Two fundamental strategies are available to those in the post-retirement market: annuities or income...
Two fundamental strategies are available to those in the post-retirement market: annuities or income drawdown. Currently a little over a third of people use income drawdown, while the rest of the market opts for annuities.
There are, however, well-documented problems with annuities. Fundamentally, since pensioners are living longer than ever before, annuity rates have fallen significantly. This has spurred calls for annuity reform. Indeed, there are already many encouraging signs of annuities being improved.
The introduction of impaired-life and limited-life annuities has presented the option of much better rates for those in the higher risk health category. This selective annuity process has led to a much more efficient and egalitarian market.
However, in addition, phased retirement can provide a degree of mitigation for adverse stock market conditions by allowing the investor to build up a portfolio of annuities over 25 years and retain control over the death benefits of the remaining unvested fund. By phasing the purchase of annuities, the investor is effectively drip-feeding equity-based pensions into annuities. This creates a similar effect to pound cost averaging, where stock market fluctuations can be somewhat mitigated.
Phased retirement also has the advantage that unvested segments of a pension fund can be written in trust for beneficiaries, who can take these as tax-free cash. That said, phased retirement is still subject to the vagaries of the annuity market, and with increased longevity the trend in rates is still likely to head downwards.
The only viable alternative to annuity based retirement, however, has serious problems. Income drawdown generally has a minimum investment limit of around £150,000 which puts it beyond the reach of many investors. Realistically, however, income drawdown is best suited to those who have £250,000 or more to invest.
However, income drawdown is fundamentally an investment product, and has been adversely affected by plummeting equity markets in the same way as other investment products.
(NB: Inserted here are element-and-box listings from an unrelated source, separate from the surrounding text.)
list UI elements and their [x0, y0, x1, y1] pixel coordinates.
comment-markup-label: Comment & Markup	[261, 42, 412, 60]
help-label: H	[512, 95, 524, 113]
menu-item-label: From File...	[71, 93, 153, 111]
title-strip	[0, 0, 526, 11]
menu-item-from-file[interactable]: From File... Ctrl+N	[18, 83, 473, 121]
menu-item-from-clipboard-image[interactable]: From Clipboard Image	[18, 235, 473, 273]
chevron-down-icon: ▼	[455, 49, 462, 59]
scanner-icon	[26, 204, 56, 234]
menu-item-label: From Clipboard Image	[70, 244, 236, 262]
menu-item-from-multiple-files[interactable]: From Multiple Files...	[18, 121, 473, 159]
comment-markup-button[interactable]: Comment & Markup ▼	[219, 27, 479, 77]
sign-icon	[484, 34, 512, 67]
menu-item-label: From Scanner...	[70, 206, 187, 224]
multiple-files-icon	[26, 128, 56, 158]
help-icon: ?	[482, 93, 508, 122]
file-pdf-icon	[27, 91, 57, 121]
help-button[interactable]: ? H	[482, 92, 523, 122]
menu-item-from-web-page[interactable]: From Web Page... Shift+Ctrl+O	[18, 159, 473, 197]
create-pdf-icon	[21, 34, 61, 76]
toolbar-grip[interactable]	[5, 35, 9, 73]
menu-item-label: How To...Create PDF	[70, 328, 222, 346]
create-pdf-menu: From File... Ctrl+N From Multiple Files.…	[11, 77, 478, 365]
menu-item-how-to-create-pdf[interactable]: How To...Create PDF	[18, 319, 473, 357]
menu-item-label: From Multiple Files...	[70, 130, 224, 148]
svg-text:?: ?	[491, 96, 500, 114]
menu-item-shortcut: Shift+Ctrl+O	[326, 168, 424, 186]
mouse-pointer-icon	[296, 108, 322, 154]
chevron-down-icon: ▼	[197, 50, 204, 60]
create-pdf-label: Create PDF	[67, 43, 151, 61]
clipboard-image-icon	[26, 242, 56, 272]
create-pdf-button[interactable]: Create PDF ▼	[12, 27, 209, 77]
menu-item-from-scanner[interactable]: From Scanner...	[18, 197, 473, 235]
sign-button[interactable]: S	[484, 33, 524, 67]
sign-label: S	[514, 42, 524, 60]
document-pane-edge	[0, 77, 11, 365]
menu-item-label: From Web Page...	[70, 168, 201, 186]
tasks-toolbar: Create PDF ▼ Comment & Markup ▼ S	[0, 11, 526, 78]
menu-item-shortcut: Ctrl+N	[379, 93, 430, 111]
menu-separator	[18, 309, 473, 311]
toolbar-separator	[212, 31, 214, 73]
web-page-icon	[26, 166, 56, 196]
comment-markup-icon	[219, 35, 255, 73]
In these market conditions, income drawdown has become far less attractive than annuities, which offer set returns. Indeed, the fundamental advantages of income drawdown ' income flexibility, investment control and control over capital for death benefits ' are negated by falling equities.
Phased drawdown is also reliant on good asset management, making it subject to equity performance. It also does not guarantee the income that annuities can offer, although it increases the death benefits and can be combined with a discretionary trust for inheritance tax purposes
All the options in the pensions market look decidedly difficult, given the reliance on the performance of underlying assets ' the majority of which are companies. Governance problems, overpayment of directors and a move away from delivering share and stakeholder value are severely affecting company performance. With this in mind, the only option is for people to save more, combined with Government reform of corporations. By post-retirement, it is however too late.